The top-ranked Toyota Camry sells twice as often as the eleventh-ranked Hyundai Sonata, which itself finds twice as many buyers as the 24th-ranked BMW 3-Series. The 3-Series is very nearly twice as popular as the 42nd-ranked Honda Fit. And the Fit’s market share is twice that of the 68th-ranked Volvo S60.
The Toyota Prius C Climbed Three Spots In July
You get the idea: these rankings don’t form a gentle slope. 57% of U.S. car buyers opt for one of the 20 best-selling nameplates, which means 13% of the cars attract the majority of buyers. Indeed, the top 3% of cars – Camry, Accord, Altima, Civic, Corolla – generate 22% of the all U.S. car sales.
These are year-to-date rankings, but you can sort cars by July volume by clicking the July 2013 column header, or you can rank cars by improvements or declines using the % columns. Or, most importantly, you can list automakers together by selecting the Car column header. Just remember, the list is horizontally flipped from the norm: YTD on the left, monthly data on the right.

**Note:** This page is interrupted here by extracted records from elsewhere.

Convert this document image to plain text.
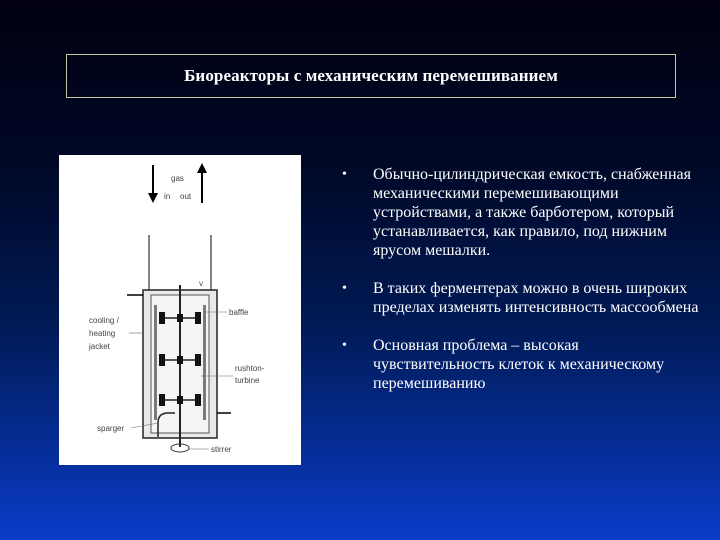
Биореакторы с механическим перемешиванием
gas
in out
v
cooling /
heating
jacket
baffle
rushton-
turbine
sparger
stirrer
• Обычно-цилиндрическая емкость, снабженная механическими перемешивающими устройствами, а также барботером, который устанавливается, как правило, под нижним ярусом мешалки.
• В таких ферментерах можно в очень широких пределах изменять интенсивность массообмена
• Основная проблема – высокая чувствительность клеток к механическому перемешиванию
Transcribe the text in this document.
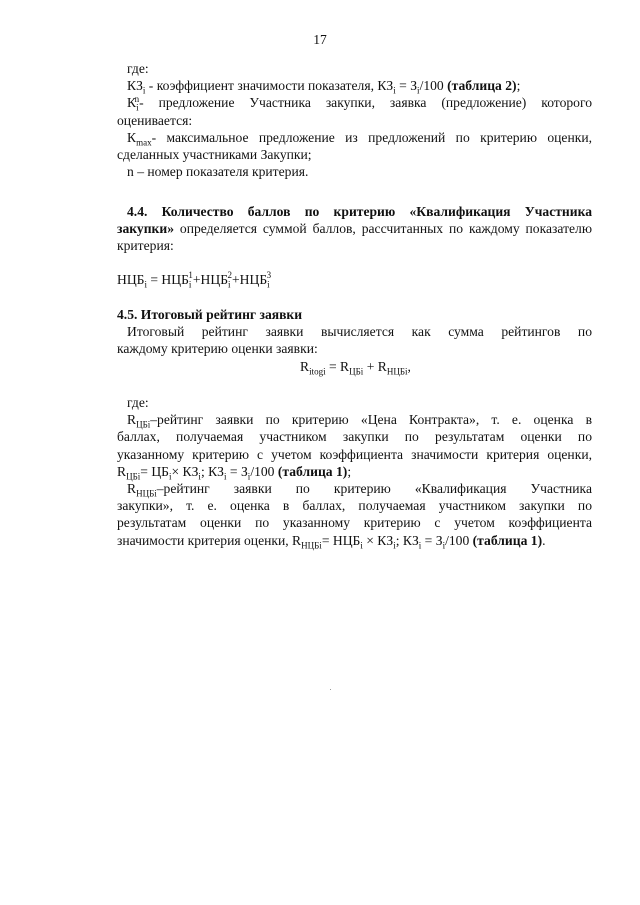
17
где:
$КЗ_i$ - коэффициент значимости показателя, $КЗ_i = З_i/100$ (таблица 2);
$К_i^n-$ предложение Участника закупки, заявка (предложение) которого
оценивается:
$К_{max}-$ максимальное предложение из предложений по критерию оценки,
сделанных участниками Закупки;
n – номер показателя критерия.
4.4. Количество баллов по критерию «Квалификация Участника
закупки» определяется суммой баллов, рассчитанных по каждому показателю
критерия:
$НЦБ_i = НЦБ_i^1+НЦБ_i^2+НЦБ_i^3$
4.5. Итоговый рейтинг заявки
Итоговый рейтинг заявки вычисляется как сумма рейтингов по
каждому критерию оценки заявки:
$R_{itogi} = R_{ЦБi} + R_{НЦБi}$,
где:
$R_{ЦБi}$–рейтинг заявки по критерию «Цена Контракта», т. е. оценка в
баллах, получаемая участником закупки по результатам оценки по
указанному критерию с учетом коэффициента значимости критерия оценки,
$R_{ЦБi}= ЦБ_i\times КЗ_i$; $КЗ_i = З_i/100$ (таблица 1);
$R_{НЦБi}$–рейтинг заявки по критерию «Квалификация Участника
закупки», т. е. оценка в баллах, получаемая участником закупки по
результатам оценки по указанному критерию с учетом коэффициента
значимости критерия оценки, $R_{НЦБi}= НЦБ_i \times КЗ_i$; $КЗ_i = З_i/100$ (таблица 1).
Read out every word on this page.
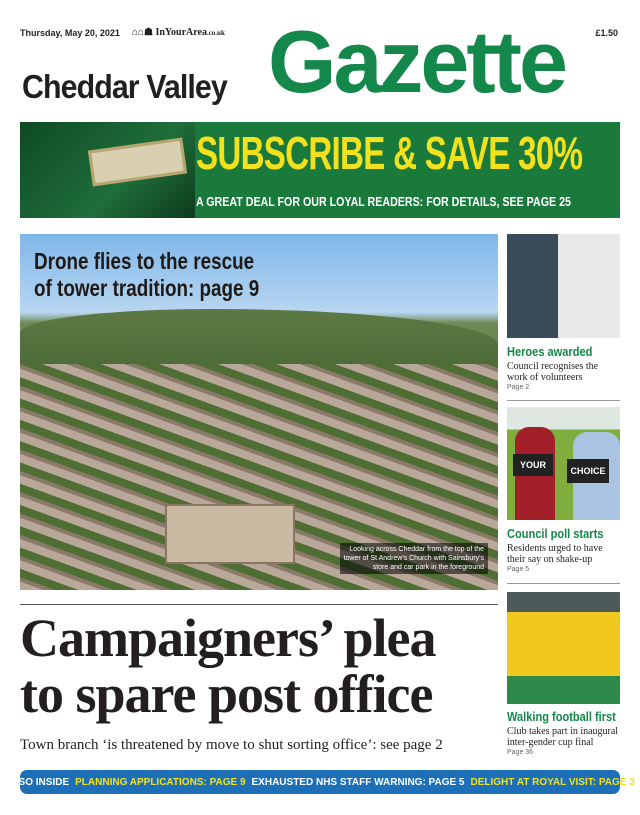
Thursday, May 20, 2021 ⌂⌂☗ InYourArea.co.uk	£1.50
Cheddar Valley Gazette
SUBSCRIBE & SAVE 30%
A GREAT DEAL FOR OUR LOYAL READERS: FOR DETAILS, SEE PAGE 25
Drone flies to the rescue
of tower tradition: page 9
Looking across Cheddar from the top of the
tower of St Andrew's Church with Sainsbury's
store and car park in the foreground
Heroes awarded
Council recognises the work of volunteers
Page 2
YOUR
CHOICE
Council poll starts
Residents urged to have their say on shake-up
Page 5
Walking football first
Club takes part in inaugural inter-gender cup final
Page 36
Campaigners’ plea
to spare post office
Town branch ‘is threatened by move to shut sorting office’: see page 2
ALSO INSIDE PLANNING APPLICATIONS: PAGE 9 EXHAUSTED NHS STAFF WARNING: PAGE 5 DELIGHT AT ROYAL VISIT: PAGE 3
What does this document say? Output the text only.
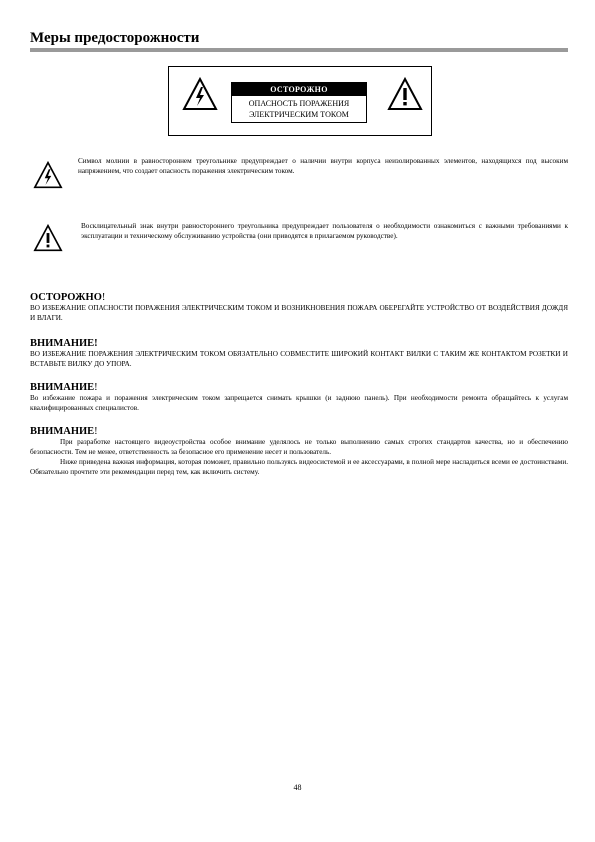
Меры предосторожности
ОСТОРОЖНО
ОПАСНОСТЬ ПОРАЖЕНИЯ
ЭЛЕКТРИЧЕСКИМ ТОКОМ

Символ молнии в равностороннем треугольнике предупреждает о наличии внутри корпуса неизолированных элементов, находящихся под высоким напряжением, что создает опасность поражения электрическим током.

Восклицательный знак внутри равностороннего треугольника предупреждает пользователя о необходимости ознакомиться с важными требованиями к эксплуатации и техническому обслуживанию устройства (они приводятся в прилагаемом руководстве).

ОСТОРОЖНО!

ВО ИЗБЕЖАНИЕ ОПАСНОСТИ ПОРАЖЕНИЯ ЭЛЕКТРИЧЕСКИМ ТОКОМ И ВОЗНИКНОВЕНИЯ ПОЖАРА ОБЕРЕГАЙТЕ УСТРОЙСТВО ОТ ВОЗДЕЙСТВИЯ ДОЖДЯ И ВЛАГИ.

ВНИМАНИЕ!

ВО ИЗБЕЖАНИЕ ПОРАЖЕНИЯ ЭЛЕКТРИЧЕСКИМ ТОКОМ ОБЯЗАТЕЛЬНО СОВМЕСТИТЕ ШИРОКИЙ КОНТАКТ ВИЛКИ С ТАКИМ ЖЕ КОНТАКТОМ РОЗЕТКИ И ВСТАВЬТЕ ВИЛКУ ДО УПОРА.

ВНИМАНИЕ!

Во избежание пожара и поражения электрическим током запрещается снимать крышки (и заднюю панель). При необходимости ремонта обращайтесь к услугам квалифицированных специалистов.

ВНИМАНИЕ!

При разработке настоящего видеоустройства особое внимание уделялось не только выполнению самых строгих стандартов качества, но и обеспечению безопасности. Тем не менее, ответственность за безопасное его применение несет и пользователь.

Ниже приведена важная информация, которая поможет, правильно пользуясь видеосистемой и ее аксессуарами, в полной мере насладиться всеми ее достоинствами. Обязательно прочтите эти рекомендации перед тем, как включить систему.

48
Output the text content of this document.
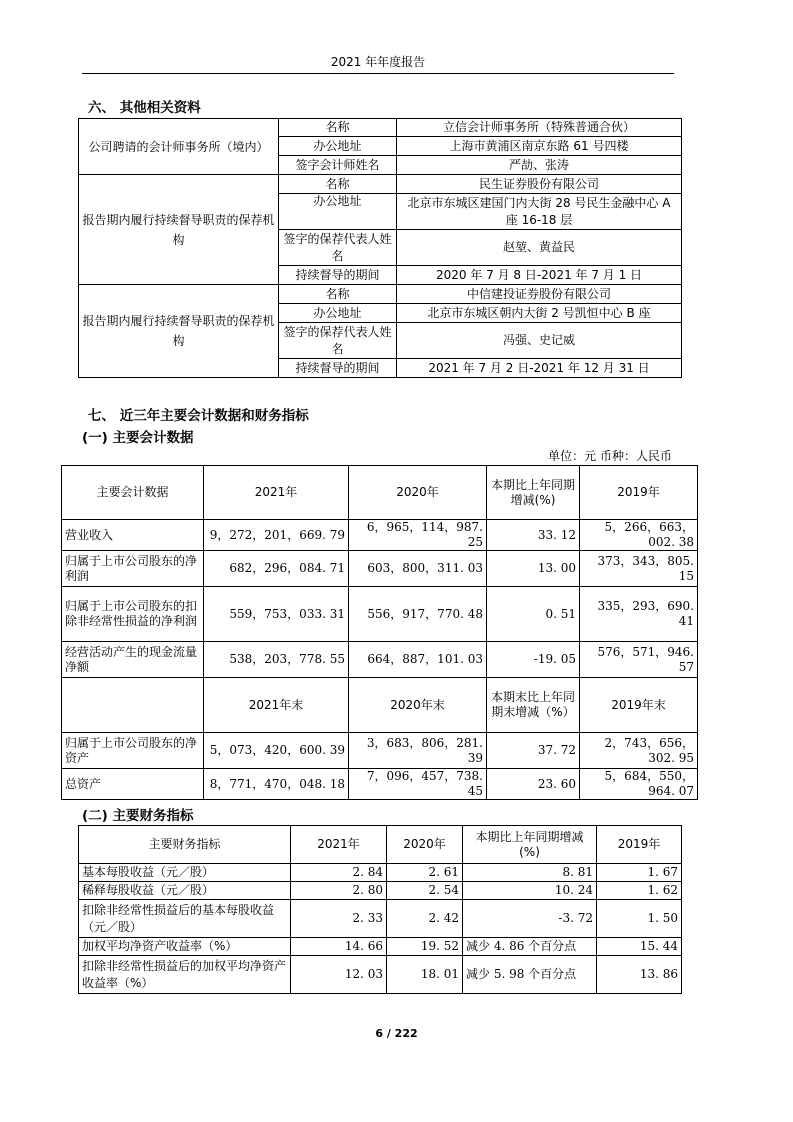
2021 年年度报告
六、 其他相关资料
公司聘请的会计师事务所（境内）	名称	立信会计师事务所（特殊普通合伙）
	办公地址	上海市黄浦区南京东路 61 号四楼
	签字会计师姓名	严劼、张涛
报告期内履行持续督导职责的保荐机构	名称	民生证券股份有限公司
	办公地址	北京市东城区建国门内大街 28 号民生金融中心 A 座 16-18 层
	签字的保荐代表人姓名	赵堃、黄益民
	持续督导的期间	2020 年 7 月 8 日-2021 年 7 月 1 日
报告期内履行持续督导职责的保荐机构	名称	中信建投证券股份有限公司
	办公地址	北京市东城区朝内大街 2 号凯恒中心 B 座
	签字的保荐代表人姓名	冯强、史记威
	持续督导的期间	2021 年 7 月 2 日-2021 年 12 月 31 日
七、 近三年主要会计数据和财务指标
(一) 主要会计数据
单位：元 币种：人民币
主要会计数据	2021年	2020年	本期比上年同期增减(%)	2019年
营业收入	9，272，201，669. 79	6，965，114，987. 25	33. 12	5，266，663，002. 38
归属于上市公司股东的净利润	682，296，084. 71	603，800，311. 03	13. 00	373，343，805. 15
归属于上市公司股东的扣除非经常性损益的净利润	559，753，033. 31	556，917，770. 48	0. 51	335，293，690. 41
经营活动产生的现金流量净额	538，203，778. 55	664，887，101. 03	-19. 05	576，571，946. 57
	2021年末	2020年末	本期末比上年同期末增减（%）	2019年末
归属于上市公司股东的净资产	5，073，420，600. 39	3，683，806，281. 39	37. 72	2，743，656，302. 95
总资产	8，771，470，048. 18	7，096，457，738. 45	23. 60	5，684，550，964. 07
(二) 主要财务指标
主要财务指标	2021年	2020年	本期比上年同期增减(%)	2019年
基本每股收益（元／股）	2. 84	2. 61	8. 81	1. 67
稀释每股收益（元／股）	2. 80	2. 54	10. 24	1. 62
扣除非经常性损益后的基本每股收益（元／股）	2. 33	2. 42	-3. 72	1. 50
加权平均净资产收益率（%）	14. 66	19. 52	减少 4. 86 个百分点	15. 44
扣除非经常性损益后的加权平均净资产收益率（%）	12. 03	18. 01	减少 5. 98 个百分点	13. 86
6 / 222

Source: Manufacturers & ANDC Red font indicates year-over-year declining sales Italicized unranked lines are nothing more than available breakdowns, already included in the model’s total, not in addition to the model’s total. Sales data for brands such as Aston Martin, Ferrari, Lamborghini, Lotus, Maybach, Rolls-Royce etc. are unfortunately not broken down by model. estimates say sales for those brands in the first seven months of 2013 were 483, 1134, 322, 154, zero, and 588, respectively. HybridCars.com estimates that Tesla Model S sales totalled 12,200 units through six months, which would be good enough to place it in the top 150 overall. Total Maserati and Bentley volume is reported, but not by specific models. * Total Toyota Prius family sales down 0.1% to 143,508 in 2013, up 40% to 23,294 in June. ^ Rather than listing the 500L with the Mini Paceman and Countryman in the SUV/crossover rankings, it’s here in large part because it is not available with all-wheel-drive. The placemant of numerous crossovers often prompts disagreement, but consider the vehicle type’s name: crossover. By its very definition, it crosses over from one category into another. The very act of calling, for example, the Toyota Venza a car or a utility vehicle requires ignorance of the fact that the Venza (or Outback, Crosstour, Encore, Countryman, 500L) is a square peg that can’t be squeezed through a round hole.